Perkins has a non-verbal learning disorder and used to be shy, often having trouble talking to people.

Now, after immersing herself into the program, she feels she is ready to take the next step.

“I am excited … to start a whole new chapter in my life,” she said. “It’s a little scary and a little exciting. Since I’ve been so comfortable around here, it’s scary to do new things, but since I have been here, I’ve been learning to adapt to new challenges.”

In the fall, Perkins plans to attend Northeast Iowa Community College to study early childhood education.

Kate Stroik, a transitional specialist with REACH, said the influence of the program often follows students after they leave the UI.

“We try to maintain [the connection] after they leave,” she said. “We help them stay connected socially … [and] we always want to be a resource for them.”

Ries said she expects the ceremony to be an emotional one, just as every year.

“I always cry,” she said. “It’s just very emotional for the families. For many of them, it’s an unexpected program.”

Of the 27 students graduating, seven of them have completed the program after three years.

The third-year option was introduced in the fall of 2011; it involves students continuing in the program for an additional year while living in apartment-style housing.

The REACH program works closely with other groups on campus, such as music-therapy students, the softball and swimming teams, and student volunteers.

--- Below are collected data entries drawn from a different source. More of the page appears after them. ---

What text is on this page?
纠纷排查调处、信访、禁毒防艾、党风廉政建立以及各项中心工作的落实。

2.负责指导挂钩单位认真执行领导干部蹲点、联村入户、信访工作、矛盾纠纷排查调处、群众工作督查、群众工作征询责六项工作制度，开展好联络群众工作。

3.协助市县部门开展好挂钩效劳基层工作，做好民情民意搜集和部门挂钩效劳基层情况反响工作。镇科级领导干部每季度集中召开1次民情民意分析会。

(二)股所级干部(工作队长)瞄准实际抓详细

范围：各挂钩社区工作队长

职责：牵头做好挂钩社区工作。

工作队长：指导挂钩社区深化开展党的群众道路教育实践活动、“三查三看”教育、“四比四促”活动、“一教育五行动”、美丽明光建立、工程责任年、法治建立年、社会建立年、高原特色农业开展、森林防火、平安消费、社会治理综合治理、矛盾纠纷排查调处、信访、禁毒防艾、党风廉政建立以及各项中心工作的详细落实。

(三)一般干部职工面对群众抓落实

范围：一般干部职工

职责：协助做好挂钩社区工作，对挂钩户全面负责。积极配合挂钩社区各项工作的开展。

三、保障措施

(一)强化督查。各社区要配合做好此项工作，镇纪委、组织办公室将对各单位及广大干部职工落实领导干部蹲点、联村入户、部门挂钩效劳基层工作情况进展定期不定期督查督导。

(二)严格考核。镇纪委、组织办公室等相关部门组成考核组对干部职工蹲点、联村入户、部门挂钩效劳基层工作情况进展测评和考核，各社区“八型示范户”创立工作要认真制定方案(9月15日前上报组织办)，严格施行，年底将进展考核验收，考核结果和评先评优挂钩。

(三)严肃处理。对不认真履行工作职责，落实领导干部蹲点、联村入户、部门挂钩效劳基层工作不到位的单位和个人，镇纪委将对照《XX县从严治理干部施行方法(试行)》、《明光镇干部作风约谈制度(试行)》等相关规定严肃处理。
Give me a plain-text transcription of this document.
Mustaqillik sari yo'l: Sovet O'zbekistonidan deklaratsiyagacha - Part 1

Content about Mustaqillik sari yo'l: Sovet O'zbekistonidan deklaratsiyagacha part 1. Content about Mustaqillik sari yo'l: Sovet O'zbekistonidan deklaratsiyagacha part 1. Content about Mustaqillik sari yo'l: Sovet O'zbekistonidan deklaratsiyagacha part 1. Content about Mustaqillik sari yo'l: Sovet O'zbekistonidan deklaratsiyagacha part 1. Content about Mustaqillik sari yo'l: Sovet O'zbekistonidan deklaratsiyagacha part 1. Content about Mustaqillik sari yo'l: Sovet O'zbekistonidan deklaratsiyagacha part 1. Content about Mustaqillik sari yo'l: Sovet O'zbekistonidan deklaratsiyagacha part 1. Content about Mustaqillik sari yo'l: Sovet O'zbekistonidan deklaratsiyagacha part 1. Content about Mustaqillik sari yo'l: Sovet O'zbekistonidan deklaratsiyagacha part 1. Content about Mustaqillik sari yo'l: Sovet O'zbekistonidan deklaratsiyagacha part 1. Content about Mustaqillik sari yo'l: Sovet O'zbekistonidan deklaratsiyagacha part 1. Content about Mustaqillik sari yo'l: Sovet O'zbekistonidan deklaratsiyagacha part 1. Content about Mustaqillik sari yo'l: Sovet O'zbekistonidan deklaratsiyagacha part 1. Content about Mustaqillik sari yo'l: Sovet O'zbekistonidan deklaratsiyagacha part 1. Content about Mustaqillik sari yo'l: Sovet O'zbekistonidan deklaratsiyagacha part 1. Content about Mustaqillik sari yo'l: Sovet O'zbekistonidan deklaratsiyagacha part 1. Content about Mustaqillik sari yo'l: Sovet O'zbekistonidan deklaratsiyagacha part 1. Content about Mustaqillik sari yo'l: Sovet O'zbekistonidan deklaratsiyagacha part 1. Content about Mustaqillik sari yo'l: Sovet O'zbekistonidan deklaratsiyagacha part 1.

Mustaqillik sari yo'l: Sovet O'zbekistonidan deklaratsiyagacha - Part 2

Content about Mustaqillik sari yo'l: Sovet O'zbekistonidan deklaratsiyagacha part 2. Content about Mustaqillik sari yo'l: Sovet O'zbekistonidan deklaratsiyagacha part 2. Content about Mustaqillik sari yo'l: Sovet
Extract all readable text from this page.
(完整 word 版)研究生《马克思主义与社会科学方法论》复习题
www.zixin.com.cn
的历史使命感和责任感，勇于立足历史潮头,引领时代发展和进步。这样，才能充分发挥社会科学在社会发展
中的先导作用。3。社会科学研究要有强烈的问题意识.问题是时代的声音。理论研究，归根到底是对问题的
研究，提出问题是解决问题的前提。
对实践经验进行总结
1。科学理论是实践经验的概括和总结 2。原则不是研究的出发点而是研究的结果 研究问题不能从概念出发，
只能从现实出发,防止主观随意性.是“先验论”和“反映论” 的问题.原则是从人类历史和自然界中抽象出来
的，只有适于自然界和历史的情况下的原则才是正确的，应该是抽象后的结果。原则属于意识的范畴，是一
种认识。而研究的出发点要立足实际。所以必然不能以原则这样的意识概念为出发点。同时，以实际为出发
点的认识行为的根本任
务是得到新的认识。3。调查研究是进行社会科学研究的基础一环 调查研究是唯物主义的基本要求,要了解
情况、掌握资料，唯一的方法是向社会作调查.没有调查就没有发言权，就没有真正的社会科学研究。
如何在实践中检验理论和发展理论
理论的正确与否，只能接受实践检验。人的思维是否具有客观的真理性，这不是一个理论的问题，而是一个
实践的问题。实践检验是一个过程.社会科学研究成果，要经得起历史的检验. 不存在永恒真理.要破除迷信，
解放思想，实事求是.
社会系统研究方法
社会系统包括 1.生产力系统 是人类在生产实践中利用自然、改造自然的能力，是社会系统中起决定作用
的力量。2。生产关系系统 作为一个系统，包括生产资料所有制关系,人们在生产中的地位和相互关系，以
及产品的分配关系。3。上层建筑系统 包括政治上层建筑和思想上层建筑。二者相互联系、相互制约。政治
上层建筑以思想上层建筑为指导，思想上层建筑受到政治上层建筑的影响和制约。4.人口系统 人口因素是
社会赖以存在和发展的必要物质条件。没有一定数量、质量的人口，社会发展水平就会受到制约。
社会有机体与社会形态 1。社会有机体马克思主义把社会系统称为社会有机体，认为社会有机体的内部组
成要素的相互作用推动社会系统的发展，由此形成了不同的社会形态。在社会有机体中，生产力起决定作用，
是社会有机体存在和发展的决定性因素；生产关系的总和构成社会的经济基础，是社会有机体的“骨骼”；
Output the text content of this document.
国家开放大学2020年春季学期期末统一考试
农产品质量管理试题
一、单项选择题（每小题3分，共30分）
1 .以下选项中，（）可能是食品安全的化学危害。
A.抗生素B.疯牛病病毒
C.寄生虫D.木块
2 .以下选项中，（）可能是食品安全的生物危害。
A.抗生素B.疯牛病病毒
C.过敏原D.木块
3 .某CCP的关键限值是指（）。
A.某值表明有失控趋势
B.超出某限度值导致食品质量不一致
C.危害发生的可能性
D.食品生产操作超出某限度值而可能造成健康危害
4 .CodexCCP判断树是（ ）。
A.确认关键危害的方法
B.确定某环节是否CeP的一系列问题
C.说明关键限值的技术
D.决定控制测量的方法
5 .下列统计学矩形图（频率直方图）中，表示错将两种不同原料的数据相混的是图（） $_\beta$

As the program continues to grow, so does the graduation ceremony, Reis said.

“We find at graduation time, a lot of these people come back and want to be involved,” Reis said. “Basically, anybody whose lives have been touched by these students want to come and be a part of it.”

Stroik said this loyalty to the program extends for years beyond graduation for many students.

“People want to come,” she said. “They never want to leave the REACH family."